Está em causa a decisão proferida pelo Tribunal Administrativo e Fiscal de Braga, que apreciou a pretensão deduzida pela Ré [SCom01...], S.A., a qual se reportava ao incidente processual atinente ao pedido de Intervenção Provocada Principal que a mesma havia formulado na sua Contestação, e que visava o Município ....

Como assim dispõe o artigo 627.º, n.º 1 do CPC, as decisões judiciais podem ser impugnadas por meio de recursos, para efeitos de poderem ser evidenciadas perante o Tribunal Superior as irregularidades de que a Sentença pode enfermar [que se reportam a nulidades que afectam a Sentença do ponto de vista formal e provocam dúvidas sobre a sua autenticidade], assim como os erros de julgamento de facto e/ou de direito, que por si são resultantes de desacerto tomado pelo Tribunal na formação da sua convicção em torno da realidade factual, ou da interpretação e aplicação do direito, em termos tais que o decidido não está em correspondência com a realidade fáctica ou normativa.
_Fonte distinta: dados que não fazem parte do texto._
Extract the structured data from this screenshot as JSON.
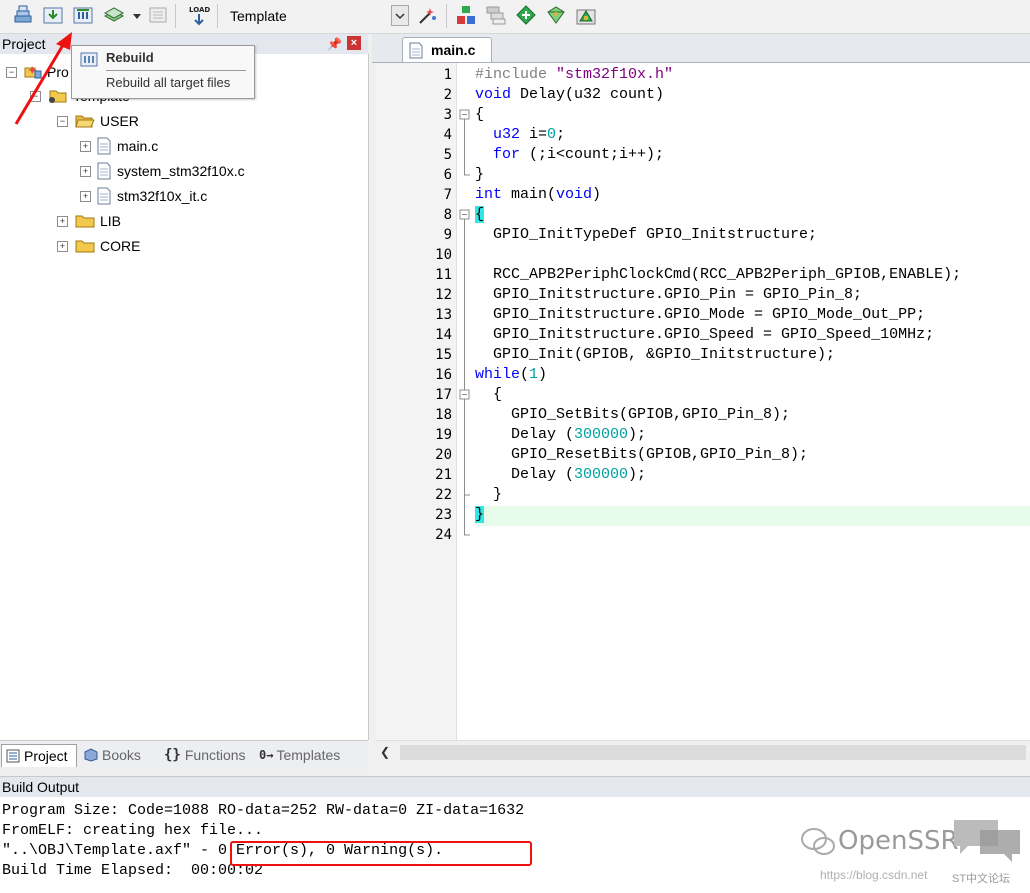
{
  "toolbar": {
    "target": "Template",
    "load_label": "LOAD",
    "icons": [
      "translate-icon",
      "build-icon",
      "rebuild-icon",
      "batch-build-icon",
      "dropdown-arrow-icon",
      "stop-build-icon",
      "download-icon",
      "target-options-icon",
      "manage-components-icon",
      "select-packs-icon",
      "pack-installer-icon",
      "event-recorder-icon",
      "env-icon"
    ]
  },
  "tooltip": {
    "title": "Rebuild",
    "description": "Rebuild all target files"
  },
  "project_panel": {
    "title": "Project",
    "root": "Pro",
    "target": "Template",
    "groups": [
      {
        "label": "USER",
        "files": [
          "main.c",
          "system_stm32f10x.c",
          "stm32f10x_it.c"
        ]
      },
      {
        "label": "LIB"
      },
      {
        "label": "CORE"
      }
    ]
  },
  "left_tabs": [
    {
      "label": "Project"
    },
    {
      "label": "Books"
    },
    {
      "label": "Functions"
    },
    {
      "label": "Templates"
    }
  ],
  "editor": {
    "tab": "main.c",
    "lines": [
      "#include \"stm32f10x.h\"",
      "void Delay(u32 count)",
      "{",
      "  u32 i=0;",
      "  for (;i<count;i++);",
      "}",
      "int main(void)",
      "{",
      "  GPIO_InitTypeDef GPIO_Initstructure;",
      "",
      "  RCC_APB2PeriphClockCmd(RCC_APB2Periph_GPIOB,ENABLE);",
      "  GPIO_Initstructure.GPIO_Pin = GPIO_Pin_8;",
      "  GPIO_Initstructure.GPIO_Mode = GPIO_Mode_Out_PP;",
      "  GPIO_Initstructure.GPIO_Speed = GPIO_Speed_10MHz;",
      "  GPIO_Init(GPIOB, &GPIO_Initstructure);",
      "while(1)",
      "  {",
      "    GPIO_SetBits(GPIOB,GPIO_Pin_8);",
      "    Delay (300000);",
      "    GPIO_ResetBits(GPIOB,GPIO_Pin_8);",
      "    Delay (300000);",
      "  }",
      "}",
      ""
    ]
  },
  "build_output": {
    "title": "Build Output",
    "lines": [
      "Program Size: Code=1088 RO-data=252 RW-data=0 ZI-data=1632",
      "FromELF: creating hex file...",
      "\"..\\OBJ\\Template.axf\" - 0 Error(s), 0 Warning(s).",
      "Build Time Elapsed:  00:00:02"
    ]
  },
  "watermark": {
    "brand": "OpenSSR",
    "url": "https://blog.csdn.net",
    "forum": "ST中文论坛"
  },
  "colors": {
    "keyword": "#0000ff",
    "preprocessor": "#808080",
    "string": "#800080",
    "number": "#00a0a0",
    "current_line": "#e6fbe9",
    "annotation": "#ee1111"
  }
}
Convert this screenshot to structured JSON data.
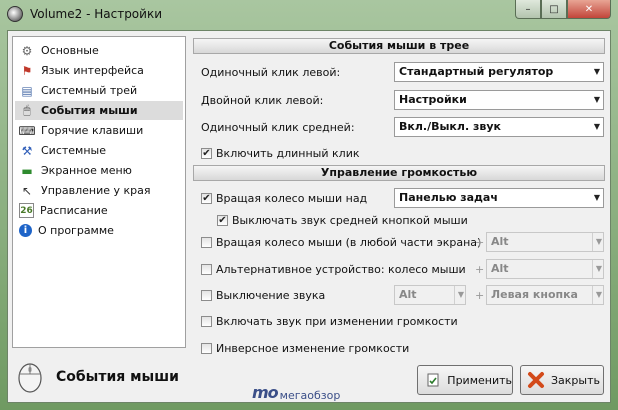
{
  "window": {
    "title": "Volume2 - Настройки",
    "close_glyph": "✕",
    "maximize_glyph": "□",
    "minimize_glyph": "–"
  },
  "sidebar": {
    "items": [
      {
        "label": "Основные",
        "icon": "settings-icon",
        "glyph": "⚙",
        "color": "#666666",
        "selected": false
      },
      {
        "label": "Язык интерфейса",
        "icon": "flag-icon",
        "glyph": "⚑",
        "color": "#c0392b",
        "selected": false
      },
      {
        "label": "Системный трей",
        "icon": "tray-icon",
        "glyph": "▤",
        "color": "#4b6ea9",
        "selected": false
      },
      {
        "label": "События мыши",
        "icon": "mouse-icon",
        "glyph": "🖱",
        "color": "#555555",
        "selected": true
      },
      {
        "label": "Горячие клавиши",
        "icon": "keyboard-icon",
        "glyph": "⌨",
        "color": "#333333",
        "selected": false
      },
      {
        "label": "Системные",
        "icon": "tools-icon",
        "glyph": "⚒",
        "color": "#2e5db8",
        "selected": false
      },
      {
        "label": "Экранное меню",
        "icon": "screen-menu-icon",
        "glyph": "▬",
        "color": "#2e8b2e",
        "selected": false
      },
      {
        "label": "Управление у края",
        "icon": "edge-cursor-icon",
        "glyph": "↖",
        "color": "#333333",
        "selected": false
      },
      {
        "label": "Расписание",
        "icon": "calendar-icon",
        "glyph": "26",
        "color": "#4a7a2a",
        "selected": false
      },
      {
        "label": "О программе",
        "icon": "info-icon",
        "glyph": "i",
        "color": "#1e64c8",
        "selected": false
      }
    ]
  },
  "section_tray": {
    "title": "События мыши в трее",
    "left_click_label": "Одиночный клик левой:",
    "left_click_value": "Стандартный регулятор",
    "double_click_label": "Двойной клик левой:",
    "double_click_value": "Настройки",
    "middle_click_label": "Одиночный клик средней:",
    "middle_click_value": "Вкл./Выкл. звук",
    "long_click_label": "Включить длинный клик",
    "long_click_checked": true
  },
  "section_volume": {
    "title": "Управление громкостью",
    "wheel_over_label": "Вращая колесо мыши над",
    "wheel_over_checked": true,
    "wheel_over_value": "Панелью задач",
    "mute_middle_label": "Выключать звук средней кнопкой мыши",
    "mute_middle_checked": true,
    "wheel_anywhere_label": "Вращая колесо мыши (в любой части экрана)",
    "wheel_anywhere_checked": false,
    "wheel_anywhere_mod": "Alt",
    "alt_device_label": "Альтернативное устройство: колесо мыши",
    "alt_device_checked": false,
    "alt_device_mod": "Alt",
    "mute_label": "Выключение звука",
    "mute_checked": false,
    "mute_mod": "Alt",
    "mute_button": "Левая кнопка",
    "sound_on_change_label": "Включать звук при изменении громкости",
    "sound_on_change_checked": false,
    "inverse_label": "Инверсное изменение громкости",
    "inverse_checked": false,
    "plus_sign": "+"
  },
  "footer": {
    "title": "События мыши",
    "apply_label": "Применить",
    "close_label": "Закрыть"
  },
  "watermark": {
    "big": "mo",
    "text": "мегаобзор"
  }
}
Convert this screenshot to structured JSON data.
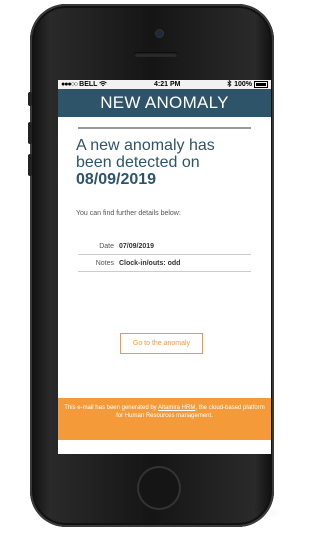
{
  "status_bar": {
    "signal": "●●●○○",
    "carrier": "BELL",
    "time": "4:21 PM",
    "battery": "100%"
  },
  "header": {
    "title": "NEW ANOMALY"
  },
  "message": {
    "headline_line1": "A new anomaly has",
    "headline_line2": "been detected on",
    "headline_date": "08/09/2019",
    "subtext": "You can find further details below:"
  },
  "details": [
    {
      "label": "Date",
      "value": "07/09/2019"
    },
    {
      "label": "Notes",
      "value": "Clock-in/outs: odd"
    }
  ],
  "action": {
    "button_label": "Go to the anomaly"
  },
  "footer": {
    "pre": "This e-mail has been generated by ",
    "link": "Altamira HRM",
    "post": ", the cloud-based platform for Human Resources management."
  },
  "colors": {
    "header_bg": "#2d5468",
    "accent": "#f59a38"
  }
}
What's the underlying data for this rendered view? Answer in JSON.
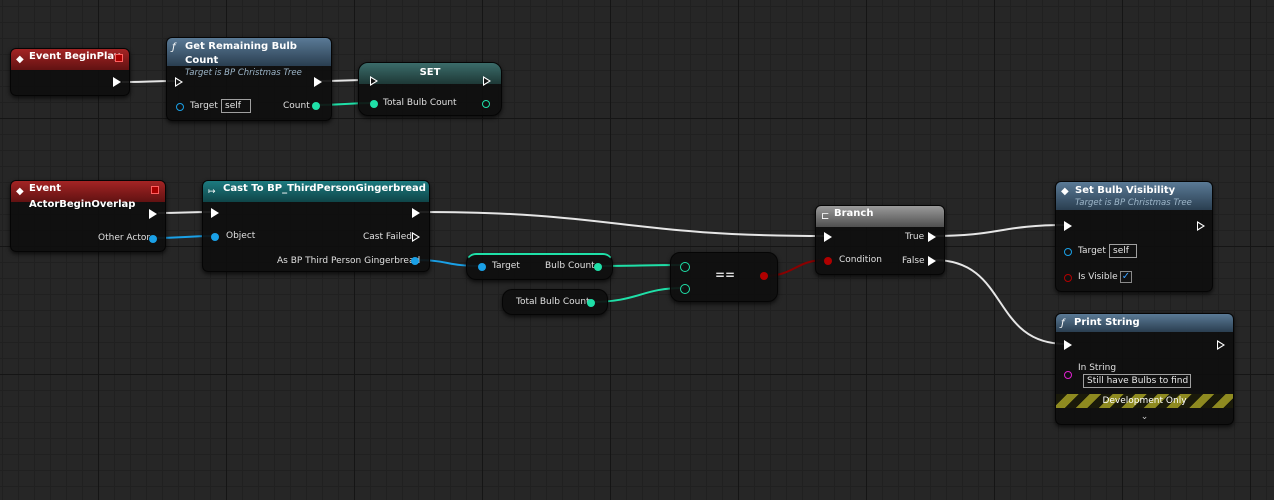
{
  "nodes": {
    "begin_play": {
      "title": "Event BeginPlay"
    },
    "get_remaining": {
      "title": "Get Remaining Bulb Count",
      "subtitle": "Target is BP Christmas Tree",
      "target_label": "Target",
      "target_value": "self",
      "out_label": "Count"
    },
    "set_node": {
      "title": "SET",
      "in_label": "Total Bulb Count"
    },
    "overlap": {
      "title": "Event ActorBeginOverlap",
      "other_actor_label": "Other Actor"
    },
    "cast": {
      "title": "Cast To BP_ThirdPersonGingerbread",
      "object_label": "Object",
      "failed_label": "Cast Failed",
      "as_label": "As BP Third Person Gingerbread"
    },
    "bulb_count": {
      "target_label": "Target",
      "out_label": "Bulb Count"
    },
    "total_var": {
      "label": "Total Bulb Count"
    },
    "equal": {
      "symbol": "=="
    },
    "branch": {
      "title": "Branch",
      "condition_label": "Condition",
      "true_label": "True",
      "false_label": "False"
    },
    "set_visibility": {
      "title": "Set Bulb Visibility",
      "subtitle": "Target is BP Christmas Tree",
      "target_label": "Target",
      "target_value": "self",
      "visible_label": "Is Visible",
      "visible_checked": true,
      "check_glyph": "✓"
    },
    "print_string": {
      "title": "Print String",
      "in_label": "In String",
      "in_value": "Still have Bulbs to find",
      "dev_label": "Development Only",
      "expand_glyph": "⌄"
    }
  },
  "icons": {
    "event": "event-diamond-icon",
    "function": "function-f-icon",
    "cast": "cast-arrows-icon",
    "branch": "branch-split-icon"
  },
  "colors": {
    "exec_wire": "#e6e6e6",
    "object_pin": "#1aa0e6",
    "int_pin": "#1fe0a8",
    "bool_pin": "#b00000",
    "string_pin": "#e020d0",
    "event_header": "#a42424",
    "function_header": "#5a7a96"
  }
}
Constituindo os recursos jurisdicionais os meios específicos de impugnação de decisões judiciais, por via dos quais os recorrentes pretendem alterar as sentenças recorridas, nas concretas matérias que os afectem e que sejam alvo da sua sindicância, é necessário e imprescindível que no âmbito das alegações de recurso os recorrentes prossigam de forma clara e objectiva as premissas do silogismo judiciário em que se apoiou a decisão recorrida, por forma a evidenciar os erros em que a mesma incorreu.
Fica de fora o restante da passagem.